Torna infine, in una versione aggiornata e più orientata alla pratica, il corso sul monitoraggio dell'esposizione inalatoria nei luoghi di lavoro, che dedicherà maggiore spazio a esempi sul campo, casi di studio e metodi operativi che i partecipanti potranno applicare direttamente nella gestione delle proprie attività.
Il percorso organizzativo–gestionale guarda al laboratorio come sistema organizzato: una realtà fatta di processi, persone, responsabilità, obiettivi economici e di qualità. Qui la formazione si concentra su ciò che consente alle organizzazioni di trasformare strumenti e procedure in risultati misurabili, stabili e sostenibili nel tempo.

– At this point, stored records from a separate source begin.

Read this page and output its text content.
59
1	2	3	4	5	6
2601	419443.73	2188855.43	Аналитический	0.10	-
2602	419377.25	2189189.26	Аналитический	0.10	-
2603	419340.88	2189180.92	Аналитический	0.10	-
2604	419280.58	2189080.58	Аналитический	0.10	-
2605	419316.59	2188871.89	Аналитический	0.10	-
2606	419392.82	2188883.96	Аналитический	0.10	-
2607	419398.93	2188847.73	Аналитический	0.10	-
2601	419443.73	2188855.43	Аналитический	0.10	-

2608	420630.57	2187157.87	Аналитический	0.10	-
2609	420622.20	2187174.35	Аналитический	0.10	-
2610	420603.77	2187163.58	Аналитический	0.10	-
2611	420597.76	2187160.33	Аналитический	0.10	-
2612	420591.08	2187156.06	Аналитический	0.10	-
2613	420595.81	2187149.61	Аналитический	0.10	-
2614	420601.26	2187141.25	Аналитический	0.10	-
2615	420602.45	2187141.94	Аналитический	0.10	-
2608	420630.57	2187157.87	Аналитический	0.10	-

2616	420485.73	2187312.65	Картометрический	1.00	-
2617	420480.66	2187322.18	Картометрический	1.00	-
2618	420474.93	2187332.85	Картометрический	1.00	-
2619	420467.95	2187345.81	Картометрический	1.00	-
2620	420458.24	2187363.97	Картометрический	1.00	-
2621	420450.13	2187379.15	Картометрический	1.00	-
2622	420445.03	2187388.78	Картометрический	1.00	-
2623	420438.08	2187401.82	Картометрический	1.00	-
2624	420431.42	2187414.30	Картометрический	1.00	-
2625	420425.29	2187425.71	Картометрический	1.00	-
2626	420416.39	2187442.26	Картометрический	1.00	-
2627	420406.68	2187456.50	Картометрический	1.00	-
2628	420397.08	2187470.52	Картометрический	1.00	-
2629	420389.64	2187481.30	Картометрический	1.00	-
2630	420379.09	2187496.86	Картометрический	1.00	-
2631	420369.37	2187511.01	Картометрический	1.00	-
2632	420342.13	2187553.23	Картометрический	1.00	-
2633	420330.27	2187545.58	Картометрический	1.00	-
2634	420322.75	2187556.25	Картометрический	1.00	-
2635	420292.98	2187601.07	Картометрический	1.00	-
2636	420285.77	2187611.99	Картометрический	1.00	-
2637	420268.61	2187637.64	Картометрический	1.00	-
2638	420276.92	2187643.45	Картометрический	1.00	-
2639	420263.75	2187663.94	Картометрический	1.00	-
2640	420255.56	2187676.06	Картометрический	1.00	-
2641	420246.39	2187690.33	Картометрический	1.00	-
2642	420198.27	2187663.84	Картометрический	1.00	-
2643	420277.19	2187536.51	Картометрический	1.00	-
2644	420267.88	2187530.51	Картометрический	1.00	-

I corsi di quest'area affrontano temi come la strutturazione dei processi e del sistema di gestione, la definizione dei ruoli e delle responsabilità, la pianificazione delle attività, l'analisi e il controllo dei costi, la gestione dei rischi operativi e legali, in linea con i requisiti dei sistemi di accreditamento e con le buone pratiche di governance organizzativa. L'obiettivo è fornire ai responsabili di laboratorio e alle figure manageriali strumenti concreti per governare la complessità, trasformare la strategia in operatività e rendere il laboratorio un attore pienamente consapevole all'interno della catena del valore aziendale.
Tra le novità di maggior rilievo si colloca il nuovo corso esperienziale, articolato in moduli autonomi e fruibili anche singolarmente. Questo percorso affronta tre nodi fondamentali: la standardizzazione delle risorse umane, l'organizzazione delle ore produttive e l'analisi strutturata dei costi. Temi che incidono direttamente sulla capacità del laboratorio di programmare, misurare e migliorare le proprie prestazioni, ma anche di comunicare in modo trasparente con i clienti e con la direzione aziendale, rendendo visibile il valore generato dal lavoro di laboratorio.
Il 2026 rappresenta così un passaggio importante per Unichim e per i laboratori che sceglieranno di partecipare: un anno in cui la formazione diventa non solo un investimento individuale, ma uno strumento per rafforzare il sistema laboratorio nel suo insieme, in una prospettiva di miglioramento continuo e di crescita condivisa.